A arte de Ludmilla deveria combater intolerância e não apenas retratá-la

O show da cantora Ludmilla no Festival Coachella, na Califórnia, tinha tudo para só gerar boas notícias para a artista e para o Brasil.

Trata-se da primeira apresentação de uma mulher afrolatina em um dos maiores festivais de música do mundo e contou, inclusive, com a voz da estrela Beyoncé anunciando a entrada da brasileira no palco.

Porém, um frame de alguns segundos em um vídeo na performance de uma das canções gerou muitas críticas contra Ludmilla e acusações de intolerância religiosa.

A canção era "Rainha da Favela" e no vídeo exibido no telão, entre imagens do cotidiano das favelas cariocas captadas pela artista audiovisual Ana Julia Theodoro, a Najur, o registro de um cartaz em um poste com a mensagem: "Só Jesus expulsa o Tranca-Rua das pessoas".

Artistas responderam que a intenção era retratar favelas 'sem filtros'

As artistas Ludmilla e Najur se defenderam tentando explicar que a intenção era retratar a realidade, "sem filtros, sem gourmetizações, sem representações caricatas, uma denúncia sobre o real".

Mas faltou a condenação daquela prática criminosa. Faltou retratar que neste cotidiano tem muita gente sofrendo por conta de frases como essa. Faltou se interessar pelas consequências da imagem na vida de tanta gente. Faltou o compromisso efetivo em combater a intolerância, inclusive com imagens positivas das religiões de matriz africana que tanta esperança e socorro oferecem às pessoas que sofrem as mazelas racistas deste país.

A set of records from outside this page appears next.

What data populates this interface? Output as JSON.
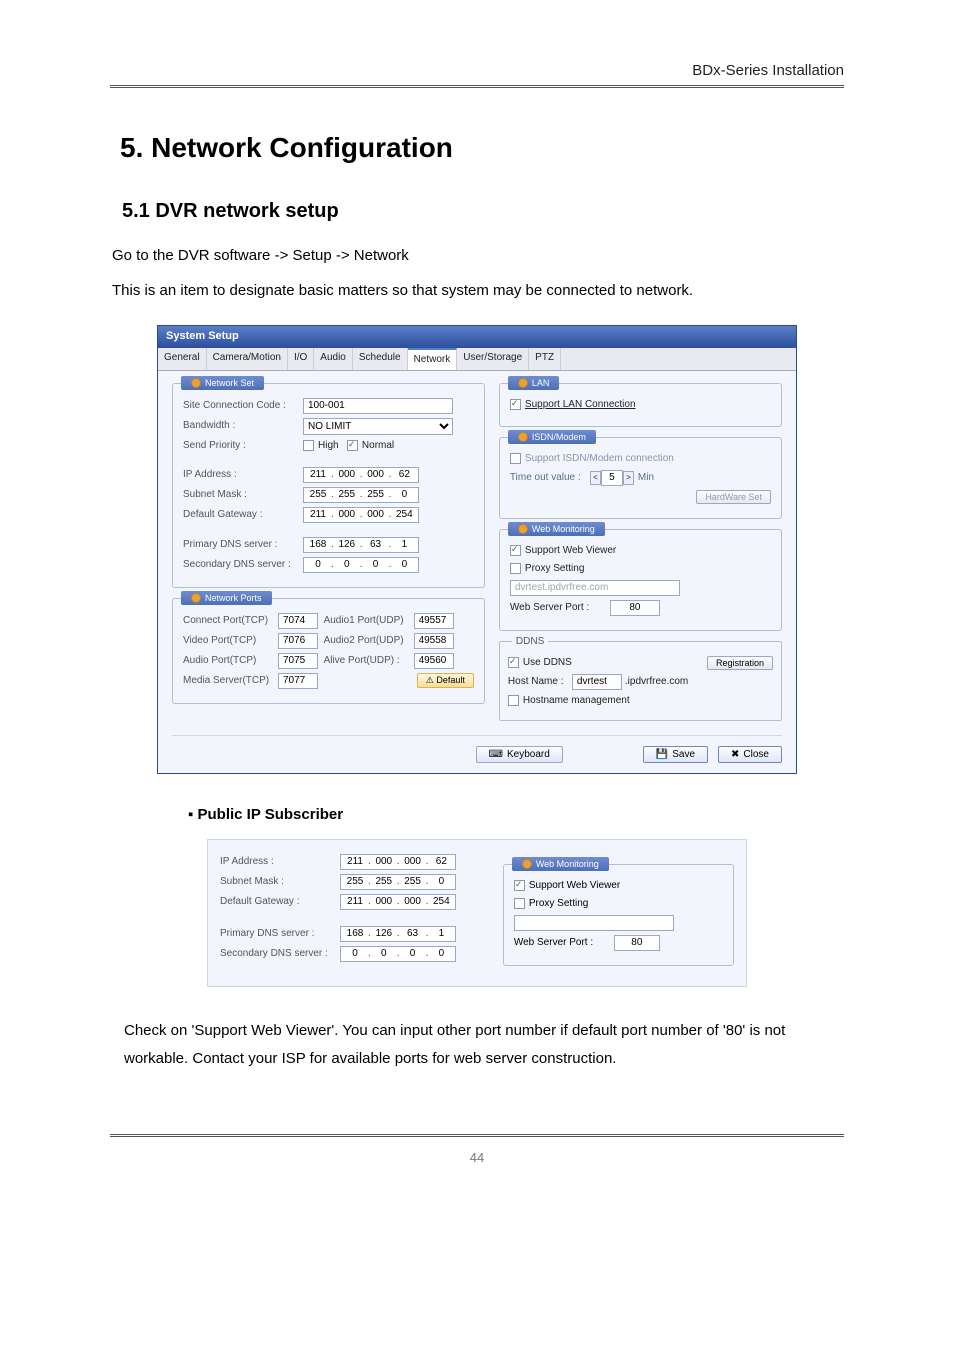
{
  "header": {
    "series": "BDx-Series Installation"
  },
  "h1": "5. Network Configuration",
  "h2": "5.1 DVR network setup",
  "intro1": "Go to the DVR software -> Setup -> Network",
  "intro2": "This is an item to designate basic matters so that system may be connected to network.",
  "bullet": "▪  Public IP Subscriber",
  "para2": "Check on 'Support Web Viewer'. You can input other port number if default port number of '80' is not workable. Contact your ISP for available ports for web server construction.",
  "pagenum": "44",
  "window": {
    "title": "System Setup",
    "tabs": [
      "General",
      "Camera/Motion",
      "I/O",
      "Audio",
      "Schedule",
      "Network",
      "User/Storage",
      "PTZ"
    ],
    "activeTab": 5,
    "networkSet": {
      "legend": "Network Set",
      "siteCodeLabel": "Site Connection Code :",
      "siteCode": "100-001",
      "bandwidthLabel": "Bandwidth :",
      "bandwidth": "NO LIMIT",
      "sendPriorityLabel": "Send Priority :",
      "priorityHigh": "High",
      "priorityNormal": "Normal",
      "ipLabel": "IP Address :",
      "ip": [
        "211",
        "000",
        "000",
        "62"
      ],
      "subnetLabel": "Subnet Mask :",
      "subnet": [
        "255",
        "255",
        "255",
        "0"
      ],
      "gatewayLabel": "Default Gateway :",
      "gateway": [
        "211",
        "000",
        "000",
        "254"
      ],
      "dns1Label": "Primary DNS server :",
      "dns1": [
        "168",
        "126",
        "63",
        "1"
      ],
      "dns2Label": "Secondary DNS server :",
      "dns2": [
        "0",
        "0",
        "0",
        "0"
      ]
    },
    "networkPorts": {
      "legend": "Network Ports",
      "connectLabel": "Connect Port(TCP)",
      "connect": "7074",
      "videoLabel": "Video Port(TCP)",
      "video": "7076",
      "audioLabel": "Audio Port(TCP)",
      "audio": "7075",
      "mediaLabel": "Media Server(TCP)",
      "media": "7077",
      "audio1uLabel": "Audio1 Port(UDP)",
      "audio1u": "49557",
      "audio2uLabel": "Audio2 Port(UDP)",
      "audio2u": "49558",
      "aliveLabel": "Alive Port(UDP) :",
      "alive": "49560",
      "defaultBtn": "Default"
    },
    "lan": {
      "legend": "LAN",
      "supportLan": "Support LAN Connection"
    },
    "isdn": {
      "legend": "ISDN/Modem",
      "supportLabel": "Support ISDN/Modem connection",
      "timeoutLabel": "Time out value :",
      "timeoutValue": "5",
      "timeoutUnit": "Min",
      "hwBtn": "HardWare Set"
    },
    "webMon": {
      "legend": "Web Monitoring",
      "supportViewer": "Support Web Viewer",
      "proxyLabel": "Proxy Setting",
      "proxyVal": "dvrtest.ipdvrfree.com",
      "webPortLabel": "Web Server Port :",
      "webPort": "80"
    },
    "ddns": {
      "title": "DDNS",
      "useDdns": "Use DDNS",
      "regBtn": "Registration",
      "hostLabel": "Host Name :",
      "hostPrefix": "dvrtest",
      "hostSuffix": ".ipdvrfree.com",
      "mgmtLabel": "Hostname management"
    },
    "footer": {
      "keyboard": "Keyboard",
      "save": "Save",
      "close": "Close"
    }
  },
  "snippet": {
    "ipLabel": "IP Address :",
    "ip": [
      "211",
      "000",
      "000",
      "62"
    ],
    "subnetLabel": "Subnet Mask :",
    "subnet": [
      "255",
      "255",
      "255",
      "0"
    ],
    "gatewayLabel": "Default Gateway :",
    "gateway": [
      "211",
      "000",
      "000",
      "254"
    ],
    "dns1Label": "Primary DNS server :",
    "dns1": [
      "168",
      "126",
      "63",
      "1"
    ],
    "dns2Label": "Secondary DNS server :",
    "dns2": [
      "0",
      "0",
      "0",
      "0"
    ],
    "webMonLegend": "Web Monitoring",
    "supportViewer": "Support Web Viewer",
    "proxyLabel": "Proxy Setting",
    "webPortLabel": "Web Server Port :",
    "webPort": "80"
  }
}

Assim, restou espaço para interpretações da intenção de Ludmilla, que é evangélica, em dar visibilidade para esse tipo de discurso ofensivo.

É difícil acreditar nessa possibilidade, mas além da falta no cuidado ao escolher as imagens, a resposta da artista, ao não admitir o erro, não expressou o que pode ser feito, efetivamente, do seu lugar de popularidade e sucesso, para que esse tipo de cartaz não seja mais aceito e reproduzido pelos postes do Brasil.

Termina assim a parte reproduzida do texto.